Du point de vue cinématographique, le résultat est indéniablement de qualité. Les réalisateurs savent faire passer de l’émotion et éviter le pathos. Et il y a des moments fort drôles, qu’on ne dévoilera pas ici. Les actrices Camille Razat et Mélanie Robert sont suffisamment proches physiquement pour faire croire à des jumelles. Leur complicité manifeste fait le reste. Leur jeu pianistique, éventuellement grâce aux trucages et doublures, est en outre globalement très convaincant ; tout coule avec naturel. Franck Dubosc, à contre‑emploi, joue de son côté un père modeste qui, en fait, ne comprend pas la musique, ça arrive, et ce qu’implique le piano mais qui souhaite le meilleur pours ses filles, ses « reines » comme il les appelle. Ambitieux pour ses filles à défaut de pouvoir réussir dans son activité de plongeur en apnée, il cumule les maladresses mais finit par être touchant.

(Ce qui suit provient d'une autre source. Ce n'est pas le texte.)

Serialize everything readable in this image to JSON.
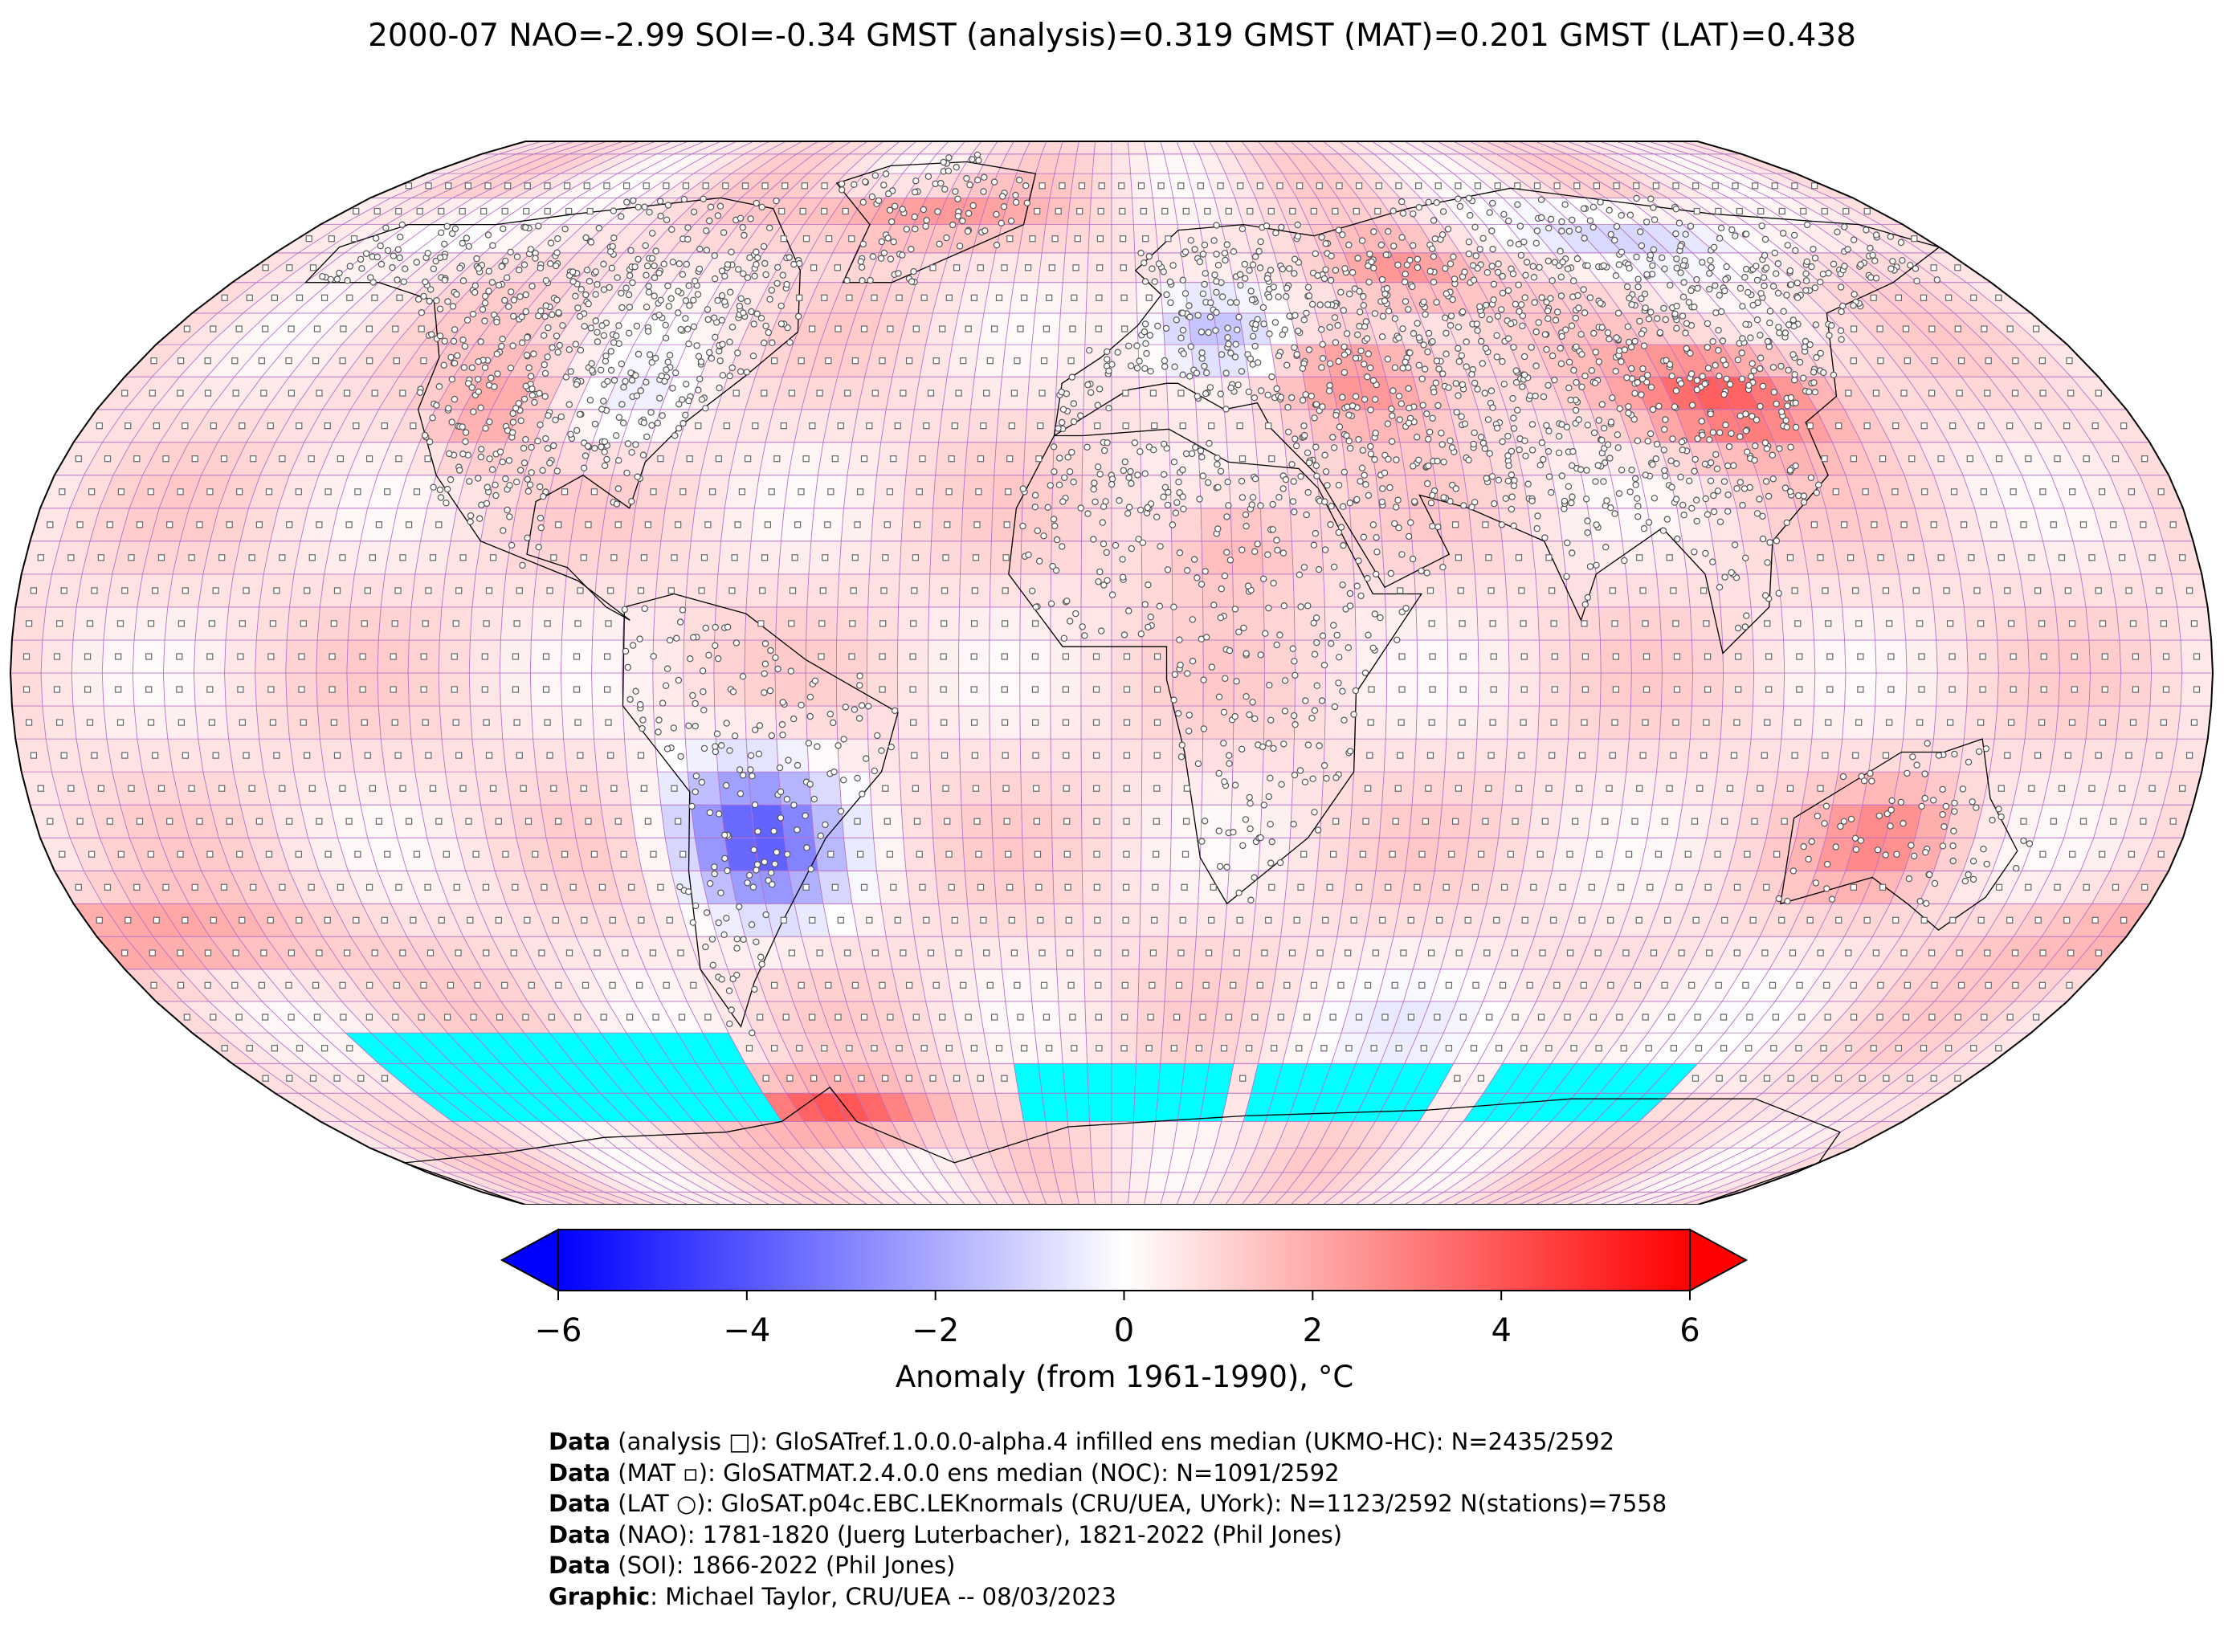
{
  "title": "2000-07 NAO=-2.99 SOI=-0.34 GMST (analysis)=0.319 GMST (MAT)=0.201 GMST (LAT)=0.438",
  "projection": "Robinson",
  "grid": {
    "resolution_deg": 5,
    "cell_border_color": "#b76fc9"
  },
  "colors": {
    "cold": "#0000ff",
    "neutral": "#ffffff",
    "warm": "#ff0000",
    "sea_ice_mask": "#00ffff",
    "outline": "#000000"
  },
  "colorbar": {
    "min": -6,
    "max": 6,
    "ticks": [
      -6,
      -4,
      -2,
      0,
      2,
      4,
      6
    ],
    "tick_labels": [
      "−6",
      "−4",
      "−2",
      "0",
      "2",
      "4",
      "6"
    ],
    "label": "Anomaly (from 1961-1990), °C",
    "extend": "both",
    "colormap": "bwr"
  },
  "legend_markers": {
    "analysis": "square",
    "MAT": "small-square",
    "LAT": "circle"
  },
  "credits": [
    {
      "bold": "Data",
      "text": " (analysis □): GloSATref.1.0.0.0-alpha.4 infilled ens median (UKMO-HC): N=2435/2592"
    },
    {
      "bold": "Data",
      "text": " (MAT ▫): GloSATMAT.2.4.0.0 ens median (NOC): N=1091/2592"
    },
    {
      "bold": "Data",
      "text": " (LAT ○): GloSAT.p04c.EBC.LEKnormals (CRU/UEA, UYork): N=1123/2592 N(stations)=7558"
    },
    {
      "bold": "Data",
      "text": " (NAO): 1781-1820 (Juerg Luterbacher), 1821-2022 (Phil Jones)"
    },
    {
      "bold": "Data",
      "text": " (SOI): 1866-2022 (Phil Jones)"
    },
    {
      "bold": "Graphic",
      "text": ": Michael Taylor, CRU/UEA -- 08/03/2023"
    }
  ]
}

Isabelle Carré, la mère qui a sacrifié sa carrière de styliste pour ses enfants, est aussi impeccable, comme d’habitude il est vrai. Le bémol concernera August Wittgenstein dans le rôle du professeur de la Hochschule für Musik de Karlsruhe, le redouté Klaus Lenhardt. Apparenté semble‑t‑il à Carolyne de Sayn‑Wittgenstein, la dernière compagne de Franz Liszt, l’acteur présente dans le film une caricature à plus d’un titre. Il a le mauvais rôle, trop souvent vu au cinéma, de l’Allemand dur voire sadique qui veut, comme pour préparer un athlète de haut niveau aux jeux Olympiques, qu’une des pianistes joue plus fort et plus vite, et du bellâtre profitant de sa position dominante. Paraissant du même âge que les jumelles, on ne croit guère à son personnage.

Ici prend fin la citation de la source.